Needless to say, while others would've simply traded up for a better stitched partner in entertaining crime, after Froggy Doo mysteriously vanishes and the F.B.I. gets involved when ransom demands and suspicious activity start creeping into Herb's small town, the gentle and charismatic TV host goes on hiatus, unwilling to continue without Froggy.

Inspired by the true story of the abduction of Herb McAllister's puppet in 1968 that garnered national media and law-enforcement attention, first time filmmaker Caroline Zelder's award winning retro film uses this peculiar incident as a stepping stone to a nice, homespun, warm and beautifully photographed work.

While on the surface, it's dressed up as a mystery, essentially it focuses on two brothers coming of age amidst not only the case they decide to solve but also as their family unit is threatened by their frequently drunk former boxing hopeful father (William Baldwin).

One of those men who just can't get past the fact that he "could've been a contender" even going as far as to imply that marriage and an unexpected pregnancy halted his dreams-- Baldwin tackles a difficult role with a predictable but believable arc when he and his sons realize they must face their fears and move on.

Narrated by Jeff Daniels (Because of Winn Dixie, Fly Away Home), Zelder's award-winning work, A Plumm Summer recalls the vintage feel of the superior yet tonally and cinematically similar movies My Dog Skip and October Sky as she-- along with her fellow screenwriters T.J. Lynch and Frank Antonelli-- manage to weave some truly tender and moving threads into what could've been a very loose and flimsy, decorative picture about a frog-napping.

As Daniels is heard on the soundtrack recalling that summer of '68 in Montana that was a whole lot more idyllic--at least in the warm-tones of the lush cinematography-- than most of us associate with that politically tumultuous year, we meet the younger version of himself as the adolescent Elliott (Chris J. Kelly).

Shortly after the puppet vanishes, Elliott teams up with his adorable, innocent brother Rocky (Owen Pearce) and a cute new girl next door (Morgan Flynn) as they decide to sleuth out the clues and help get Froggy Doo and Happy Herb back on television where they belong.

Having earned the prestigious seal of approval from both the Dove Foundation and Parents Television Council, this high-quality work that is elevated by superb craftsmanship and a truly likable cast (especially in the form of Pearce and Winkler who are ideal for their roles), Zelder's film which is slated for a DVD release on May 5th has additionally been bestowed with the 2007 Audience Award from the Austin Film Festival as well as the Vision Award for Best Family Film from the 2007 Heartland Film Festival.

Undeniably wholesome yet welcomingly filled with complex issues about the family dynamic both in the relationships of Elliott Plumm and his family as well as Happy Herb and his wife-- it's a refreshing work that should appeal equally well to adults and children.

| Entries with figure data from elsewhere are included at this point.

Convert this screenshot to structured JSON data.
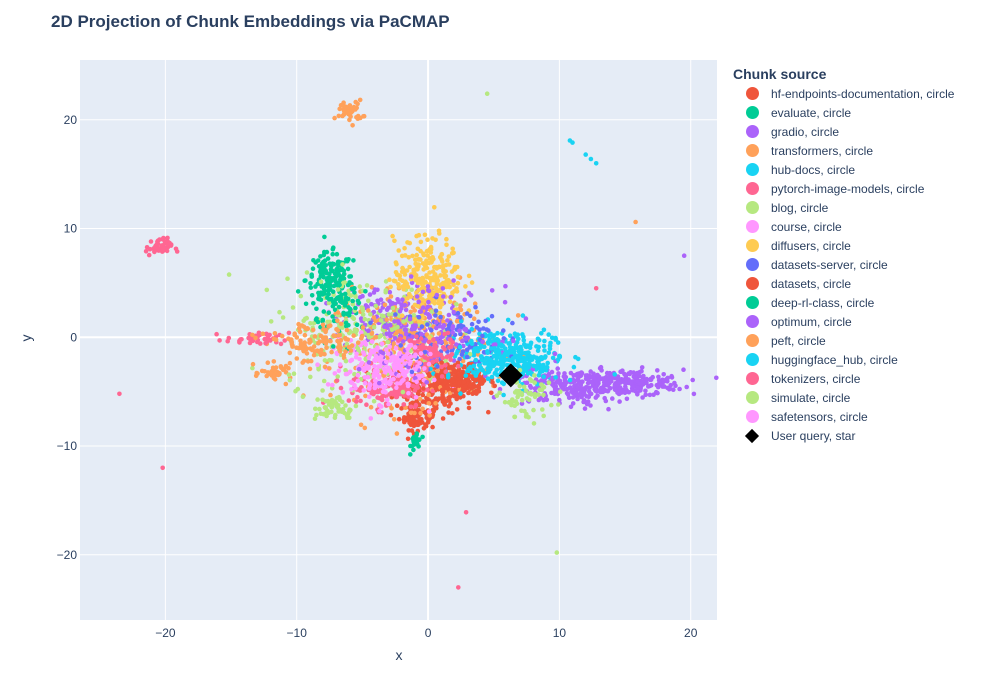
{
  "chart_data": {
    "type": "scatter",
    "title": "2D Projection of Chunk Embeddings via PaCMAP",
    "xlabel": "x",
    "ylabel": "y",
    "xlim": [
      -26.5,
      22
    ],
    "ylim": [
      -26,
      25.5
    ],
    "x_ticks": [
      -20,
      -10,
      0,
      10,
      20
    ],
    "y_ticks": [
      -20,
      -10,
      0,
      10,
      20
    ],
    "x_tick_labels": [
      "−20",
      "−10",
      "0",
      "10",
      "20"
    ],
    "y_tick_labels": [
      "−20",
      "−10",
      "0",
      "10",
      "20"
    ],
    "grid": true,
    "legend_title": "Chunk source",
    "legend_position": "right",
    "background_color": "#e5ecf6",
    "series": [
      {
        "name": "hf-endpoints-documentation, circle",
        "color": "#EF553B",
        "symbol": "circle",
        "clusters": [
          {
            "cx": 0.5,
            "cy": -4.5,
            "sx": 1.5,
            "sy": 1.2,
            "n": 220
          },
          {
            "cx": -0.8,
            "cy": -7.3,
            "sx": 0.7,
            "sy": 0.6,
            "n": 80
          }
        ],
        "outliers": []
      },
      {
        "name": "evaluate, circle",
        "color": "#00CC96",
        "symbol": "circle",
        "clusters": [
          {
            "cx": -7.5,
            "cy": 5.3,
            "sx": 0.9,
            "sy": 1.2,
            "n": 140
          },
          {
            "cx": -0.9,
            "cy": -9.5,
            "sx": 0.2,
            "sy": 0.5,
            "n": 25
          }
        ],
        "outliers": []
      },
      {
        "name": "gradio, circle",
        "color": "#AB63FA",
        "symbol": "circle",
        "clusters": [
          {
            "cx": 15,
            "cy": -4.2,
            "sx": 2.2,
            "sy": 0.6,
            "n": 240
          },
          {
            "cx": -2.5,
            "cy": 1.5,
            "sx": 2.0,
            "sy": 1.5,
            "n": 180
          }
        ],
        "outliers": [
          {
            "x": 19.5,
            "y": 7.5
          }
        ]
      },
      {
        "name": "transformers, circle",
        "color": "#FFA15A",
        "symbol": "circle",
        "clusters": [
          {
            "cx": -6.0,
            "cy": 20.8,
            "sx": 0.5,
            "sy": 0.5,
            "n": 45
          },
          {
            "cx": -1.0,
            "cy": -1.0,
            "sx": 3.0,
            "sy": 2.5,
            "n": 320
          },
          {
            "cx": -11.5,
            "cy": -3.3,
            "sx": 0.6,
            "sy": 0.4,
            "n": 40
          }
        ],
        "outliers": [
          {
            "x": 15.8,
            "y": 10.6
          }
        ]
      },
      {
        "name": "hub-docs, circle",
        "color": "#19D3F3",
        "symbol": "circle",
        "clusters": [
          {
            "cx": 5.5,
            "cy": -1.5,
            "sx": 2.0,
            "sy": 1.2,
            "n": 220
          }
        ],
        "outliers": [
          {
            "x": 10.8,
            "y": 18.1
          },
          {
            "x": 11.0,
            "y": 17.9
          },
          {
            "x": 12.0,
            "y": 16.8
          },
          {
            "x": 12.4,
            "y": 16.4
          },
          {
            "x": 12.8,
            "y": 16.0
          }
        ]
      },
      {
        "name": "pytorch-image-models, circle",
        "color": "#FF6692",
        "symbol": "circle",
        "clusters": [
          {
            "cx": -20.5,
            "cy": 8.3,
            "sx": 0.5,
            "sy": 0.4,
            "n": 45
          },
          {
            "cx": -13.0,
            "cy": -0.2,
            "sx": 1.2,
            "sy": 0.3,
            "n": 40
          },
          {
            "cx": -3.0,
            "cy": -4.5,
            "sx": 1.5,
            "sy": 1.0,
            "n": 140
          }
        ],
        "outliers": [
          {
            "x": -23.5,
            "y": -5.2
          },
          {
            "x": -20.2,
            "y": -12.0
          },
          {
            "x": 2.9,
            "y": -16.1
          },
          {
            "x": 2.3,
            "y": -23.0
          },
          {
            "x": 12.8,
            "y": 4.5
          }
        ]
      },
      {
        "name": "blog, circle",
        "color": "#B6E880",
        "symbol": "circle",
        "clusters": [
          {
            "cx": -5.0,
            "cy": 0.5,
            "sx": 3.0,
            "sy": 2.5,
            "n": 260
          },
          {
            "cx": -7.0,
            "cy": -6.5,
            "sx": 0.8,
            "sy": 0.6,
            "n": 50
          }
        ],
        "outliers": [
          {
            "x": 4.5,
            "y": 22.4
          },
          {
            "x": 9.8,
            "y": -19.8
          }
        ]
      },
      {
        "name": "course, circle",
        "color": "#FF97FF",
        "symbol": "circle",
        "clusters": [
          {
            "cx": -4.0,
            "cy": -3.0,
            "sx": 1.8,
            "sy": 1.5,
            "n": 180
          }
        ],
        "outliers": []
      },
      {
        "name": "diffusers, circle",
        "color": "#FECB52",
        "symbol": "circle",
        "clusters": [
          {
            "cx": 0.0,
            "cy": 5.5,
            "sx": 1.3,
            "sy": 1.8,
            "n": 260
          }
        ],
        "outliers": []
      },
      {
        "name": "datasets-server, circle",
        "color": "#636EFA",
        "symbol": "circle",
        "clusters": [
          {
            "cx": 1.5,
            "cy": 0.0,
            "sx": 2.0,
            "sy": 1.5,
            "n": 120
          }
        ],
        "outliers": []
      },
      {
        "name": "datasets, circle",
        "color": "#EF553B",
        "symbol": "circle",
        "clusters": [
          {
            "cx": 2.5,
            "cy": -4.0,
            "sx": 1.0,
            "sy": 0.8,
            "n": 150
          }
        ],
        "outliers": []
      },
      {
        "name": "deep-rl-class, circle",
        "color": "#00CC96",
        "symbol": "circle",
        "clusters": [
          {
            "cx": -6.5,
            "cy": 3.0,
            "sx": 1.0,
            "sy": 1.5,
            "n": 80
          }
        ],
        "outliers": []
      },
      {
        "name": "optimum, circle",
        "color": "#AB63FA",
        "symbol": "circle",
        "clusters": [
          {
            "cx": 10.5,
            "cy": -4.5,
            "sx": 2.0,
            "sy": 0.9,
            "n": 180
          },
          {
            "cx": 0.0,
            "cy": 0.5,
            "sx": 2.5,
            "sy": 2.0,
            "n": 120
          }
        ],
        "outliers": []
      },
      {
        "name": "peft, circle",
        "color": "#FFA15A",
        "symbol": "circle",
        "clusters": [
          {
            "cx": -8.5,
            "cy": -0.5,
            "sx": 2.0,
            "sy": 1.0,
            "n": 120
          }
        ],
        "outliers": []
      },
      {
        "name": "huggingface_hub, circle",
        "color": "#19D3F3",
        "symbol": "circle",
        "clusters": [
          {
            "cx": 6.5,
            "cy": -2.5,
            "sx": 1.8,
            "sy": 1.0,
            "n": 180
          }
        ],
        "outliers": []
      },
      {
        "name": "tokenizers, circle",
        "color": "#FF6692",
        "symbol": "circle",
        "clusters": [
          {
            "cx": 0.0,
            "cy": -1.5,
            "sx": 1.0,
            "sy": 1.0,
            "n": 70
          }
        ],
        "outliers": []
      },
      {
        "name": "simulate, circle",
        "color": "#B6E880",
        "symbol": "circle",
        "clusters": [
          {
            "cx": 7.5,
            "cy": -5.5,
            "sx": 1.0,
            "sy": 1.0,
            "n": 60
          }
        ],
        "outliers": []
      },
      {
        "name": "safetensors, circle",
        "color": "#FF97FF",
        "symbol": "circle",
        "clusters": [
          {
            "cx": -2.0,
            "cy": -2.5,
            "sx": 1.0,
            "sy": 0.8,
            "n": 60
          }
        ],
        "outliers": []
      },
      {
        "name": "User query, star",
        "color": "#000000",
        "symbol": "diamond",
        "clusters": [],
        "outliers": [
          {
            "x": 6.3,
            "y": -3.5
          }
        ]
      }
    ]
  }
}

Likewise it impresses in its DVD debut via a visually superlative digital transfer that boasts a filmmaker commentary track (with Zelder and Antonelli), a gag reel, deleted scenes, the original trailer, as well as two Behind-the-Scenes extras that bring viewers to the Red Carpet premiere along with a music video. So frog-nappers beware--neither the Feds nor a group of well-meaning kids will let you get away with a crime against entertainment. And additionally, this charming little sleeper incidentally manages to solve a crime against bad entertainment with its precious existence in a realm of too many children's releases that revolve solely around bodily humor and sarcasm.